After enjoying Rick Stein’s India television series so much, I opt for the Madras fish curry of Blue Eye Trevalla with tomato and tamarind as my main. The order comes with a warning, “Can you handle really spicy food?” I think I can, but I get a bit nervous. The description on the menu says “A beautiful hot and sour Southern Indian curry. Don’t believe it when people say spice ruins the taste of good fish, it accentuates it”.
I wonder how spicy things got for Rick in India? Can I handle it? My curry arrives with a host of extras – naan bread, chutney, a kachumber salad of spiced cherry tomatoes, onion, cucumber and rice. Here goes. It’s hot, but I’d put it about a six on the hot scale out of ten. On the delicious scale, it’s a 10. A great combination of spice, but balanced by the tomato based sauce and delicate Trevalla.

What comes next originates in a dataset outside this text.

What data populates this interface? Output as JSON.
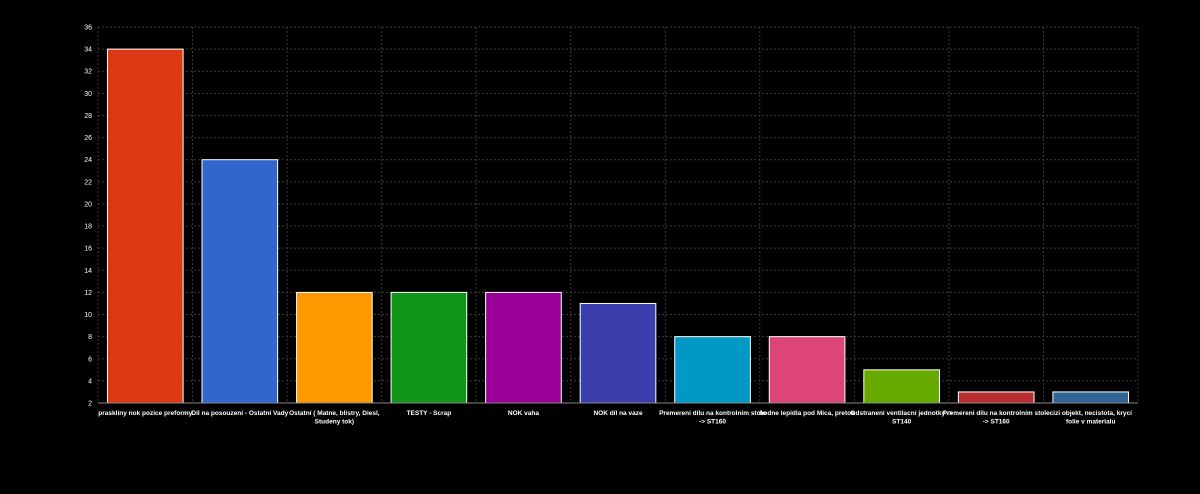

After a good night’s sleep, we’re up early for breakfast on the terrace and beach time. Breakfast is included for all guests, so it’s back to the restaurant for us. To walk off the fluffy ricotta pancakes, we head to nearby Mollymook Beach. We got a little lost along the way, and taking the ‘scenic route’ on a small bush track, we find it.
The two-kilometre beach sweeps from Bannister Point at the north end of the beach to the Mollymook Golf Club at the south. People are snorkeling, stand up paddling and swimming in the bright blue, clear water and it feels like I’ve discovered my own little paradise. It’s a picture perfect beach.
But it’s time to head home, so we take the coast road back to Sydney via the small village of Berry, with a call in to the Berry Sourdough Bakery for lunch. Alternatively, you can take the road back through Bowral and enjoy the shops and cafes of the Southern Highlands, all making for a great weekend getaway.